Unfortunately, each new loan also triggers what many observers warn is another tick of the student debt time bomb.
Others liken swelling student loan debt to a bubble that could burst at any moment.
Whatever the analogy, it’s easy to see why experts are concerned. As the United Kingdom has reduced its subsidies for tuition, student loan lending has nearly doubled over the past four years, jumping from about £6 billion in 2011-12 to £11.8 billion ($16 billion) in 2015-16, according to the Student Loans Company.
That brought the total U.K. student loan balance up to £76.3 billion in 2015-16, an 18-percent increase from 2014-15.
A growing number of students are not repaying their loans, a truth that threatens to leave the government high and dry. After 30 years, the loans are written off.
Student loans debt has long been mounting but a big change in how the United Kingdom calculates interest, effective in 2013, has created much of the problem. Instead of paying just 1.5 per cent interest as they had been charged, student loan borrowers since autumn 2013 have been paying a rate equal to the Retail Prices Index plus 3 per cent – a total rate around 6.3 percent.

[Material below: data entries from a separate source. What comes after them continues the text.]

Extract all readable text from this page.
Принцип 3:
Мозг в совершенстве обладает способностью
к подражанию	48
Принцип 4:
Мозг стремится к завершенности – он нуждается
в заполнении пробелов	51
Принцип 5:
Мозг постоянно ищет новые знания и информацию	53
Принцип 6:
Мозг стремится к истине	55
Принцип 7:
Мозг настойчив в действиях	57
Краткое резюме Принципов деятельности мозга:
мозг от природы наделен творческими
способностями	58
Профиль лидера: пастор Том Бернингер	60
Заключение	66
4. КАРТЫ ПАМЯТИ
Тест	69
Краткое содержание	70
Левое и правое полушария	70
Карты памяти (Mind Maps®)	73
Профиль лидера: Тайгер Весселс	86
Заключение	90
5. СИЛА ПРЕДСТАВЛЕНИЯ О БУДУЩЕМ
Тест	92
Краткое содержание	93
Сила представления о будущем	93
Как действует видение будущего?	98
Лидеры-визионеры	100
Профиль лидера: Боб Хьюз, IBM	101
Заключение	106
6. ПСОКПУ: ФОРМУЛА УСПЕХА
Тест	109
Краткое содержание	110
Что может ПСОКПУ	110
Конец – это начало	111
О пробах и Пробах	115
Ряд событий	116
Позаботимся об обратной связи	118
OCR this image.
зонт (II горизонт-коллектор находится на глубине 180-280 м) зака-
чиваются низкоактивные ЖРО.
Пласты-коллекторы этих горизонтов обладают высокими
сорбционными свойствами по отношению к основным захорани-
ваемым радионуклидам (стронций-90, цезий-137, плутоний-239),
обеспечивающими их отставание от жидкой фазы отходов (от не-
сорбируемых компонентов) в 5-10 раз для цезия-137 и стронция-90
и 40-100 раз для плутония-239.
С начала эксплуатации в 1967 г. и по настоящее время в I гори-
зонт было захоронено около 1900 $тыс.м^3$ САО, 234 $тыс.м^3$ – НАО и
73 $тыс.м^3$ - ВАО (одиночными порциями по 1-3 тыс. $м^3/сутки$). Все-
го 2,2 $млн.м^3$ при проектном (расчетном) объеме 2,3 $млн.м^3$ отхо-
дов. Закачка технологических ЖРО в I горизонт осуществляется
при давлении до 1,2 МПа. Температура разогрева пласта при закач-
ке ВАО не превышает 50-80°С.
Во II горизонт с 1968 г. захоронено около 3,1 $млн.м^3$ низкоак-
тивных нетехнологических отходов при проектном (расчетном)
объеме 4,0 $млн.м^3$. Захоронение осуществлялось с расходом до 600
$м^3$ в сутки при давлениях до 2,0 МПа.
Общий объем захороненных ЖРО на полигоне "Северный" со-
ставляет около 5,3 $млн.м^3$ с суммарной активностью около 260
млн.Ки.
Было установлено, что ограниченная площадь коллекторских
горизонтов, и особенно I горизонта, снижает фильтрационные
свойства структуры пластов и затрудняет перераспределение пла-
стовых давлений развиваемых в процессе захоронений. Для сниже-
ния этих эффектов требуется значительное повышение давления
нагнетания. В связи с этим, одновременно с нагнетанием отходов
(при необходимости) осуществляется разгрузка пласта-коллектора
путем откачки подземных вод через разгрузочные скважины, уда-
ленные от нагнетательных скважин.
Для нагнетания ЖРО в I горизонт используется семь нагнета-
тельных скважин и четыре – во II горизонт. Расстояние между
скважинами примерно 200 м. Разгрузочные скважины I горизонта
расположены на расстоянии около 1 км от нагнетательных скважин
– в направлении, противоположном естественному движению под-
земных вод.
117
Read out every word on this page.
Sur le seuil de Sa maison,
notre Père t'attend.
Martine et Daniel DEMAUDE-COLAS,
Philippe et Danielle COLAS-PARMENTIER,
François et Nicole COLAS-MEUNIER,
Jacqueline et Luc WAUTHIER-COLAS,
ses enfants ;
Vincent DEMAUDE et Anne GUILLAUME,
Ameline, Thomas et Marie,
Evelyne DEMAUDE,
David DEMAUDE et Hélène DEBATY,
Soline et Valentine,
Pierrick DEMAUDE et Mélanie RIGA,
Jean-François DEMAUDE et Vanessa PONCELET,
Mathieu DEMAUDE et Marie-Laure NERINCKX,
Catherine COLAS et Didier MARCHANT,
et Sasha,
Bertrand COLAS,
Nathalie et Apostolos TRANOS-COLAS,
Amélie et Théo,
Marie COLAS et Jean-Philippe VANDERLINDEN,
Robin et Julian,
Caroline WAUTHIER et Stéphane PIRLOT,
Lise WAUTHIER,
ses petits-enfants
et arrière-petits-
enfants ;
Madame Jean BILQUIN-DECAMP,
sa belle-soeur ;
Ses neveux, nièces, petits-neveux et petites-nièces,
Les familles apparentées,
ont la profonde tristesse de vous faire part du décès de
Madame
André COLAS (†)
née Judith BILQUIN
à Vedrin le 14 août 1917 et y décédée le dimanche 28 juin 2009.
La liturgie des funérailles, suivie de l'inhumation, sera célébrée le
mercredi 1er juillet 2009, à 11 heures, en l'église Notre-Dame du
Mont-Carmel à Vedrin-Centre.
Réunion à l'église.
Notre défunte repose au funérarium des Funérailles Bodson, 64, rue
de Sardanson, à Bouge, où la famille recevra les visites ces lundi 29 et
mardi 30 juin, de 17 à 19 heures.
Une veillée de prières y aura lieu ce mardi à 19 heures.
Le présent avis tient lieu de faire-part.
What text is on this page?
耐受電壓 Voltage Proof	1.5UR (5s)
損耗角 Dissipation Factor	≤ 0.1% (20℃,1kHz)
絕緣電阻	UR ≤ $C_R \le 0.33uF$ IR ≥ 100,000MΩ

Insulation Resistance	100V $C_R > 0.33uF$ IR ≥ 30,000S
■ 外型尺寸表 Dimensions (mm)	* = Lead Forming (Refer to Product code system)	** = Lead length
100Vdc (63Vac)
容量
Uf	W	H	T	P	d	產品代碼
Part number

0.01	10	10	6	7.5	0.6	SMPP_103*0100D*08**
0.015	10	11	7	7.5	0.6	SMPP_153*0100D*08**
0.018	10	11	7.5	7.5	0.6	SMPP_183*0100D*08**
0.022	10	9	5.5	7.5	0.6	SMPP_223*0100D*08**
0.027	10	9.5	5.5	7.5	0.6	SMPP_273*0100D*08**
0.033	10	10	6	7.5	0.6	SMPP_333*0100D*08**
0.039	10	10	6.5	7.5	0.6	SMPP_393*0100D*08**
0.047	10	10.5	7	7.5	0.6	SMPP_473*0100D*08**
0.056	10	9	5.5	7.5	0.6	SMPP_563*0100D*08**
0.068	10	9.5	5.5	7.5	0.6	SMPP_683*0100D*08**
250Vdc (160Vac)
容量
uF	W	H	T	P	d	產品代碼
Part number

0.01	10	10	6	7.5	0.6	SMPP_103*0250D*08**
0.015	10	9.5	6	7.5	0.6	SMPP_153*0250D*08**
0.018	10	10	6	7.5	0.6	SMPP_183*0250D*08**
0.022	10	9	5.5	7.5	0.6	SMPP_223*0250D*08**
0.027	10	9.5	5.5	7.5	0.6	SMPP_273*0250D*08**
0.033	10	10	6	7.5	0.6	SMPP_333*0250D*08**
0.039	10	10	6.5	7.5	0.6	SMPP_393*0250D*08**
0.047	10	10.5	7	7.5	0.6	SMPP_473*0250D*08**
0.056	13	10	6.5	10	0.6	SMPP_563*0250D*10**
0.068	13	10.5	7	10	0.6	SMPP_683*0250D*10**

Only about 15 percent of students are likely to repay their loans from income alone
Under the current rates, because of compounding interest, only about 15 percent of students are likely to repay their loans from income alone, Tonbridge School researcher Dr Mike Clugston has told The Mail.
That is considerably worse than the 40 percent of loans the government initially projected will be repaid, an alarming figure in itself.
So, what’s the risk? Can students just keep piling up loan debt forever?
For one thing, Millennials, or those aged 18 to 34, are having a harder time than previous generations buying homes, partly because of their student loan debt. Graduates in the UK must start making repayments when their incomes reach £21,000 which equal to 9 per cent of their income above £21,000.
While most graduates will never fully pay back their loans, the 30 years of repayments they must make effectively constitute a tax. That millstone around their necks makes it harder for them to get on the housing ladder.
Another reason to worry about the new trends in student lending is the effect they will have on government coffers. When the government decided to allow U.K. universities to triple their tuition from £3,000 per year to £9,000 per year, despite heated student protests, it projected the new system would cost less as long as at least 48.6 percent of loans are repaid. But as we’ve discussed, analysts say the government has been far too optimistic with its projections.
As precarious as the situation might seem, the U.K. government is at less risk of students failing to pay back their loans than their counterparts across the pond. A major reason lies in how the two countries differ in their collection systems. U.K. borrowers typically have their repayments withdrawn directly from their payroll, while Americans usually make loan payments on their own.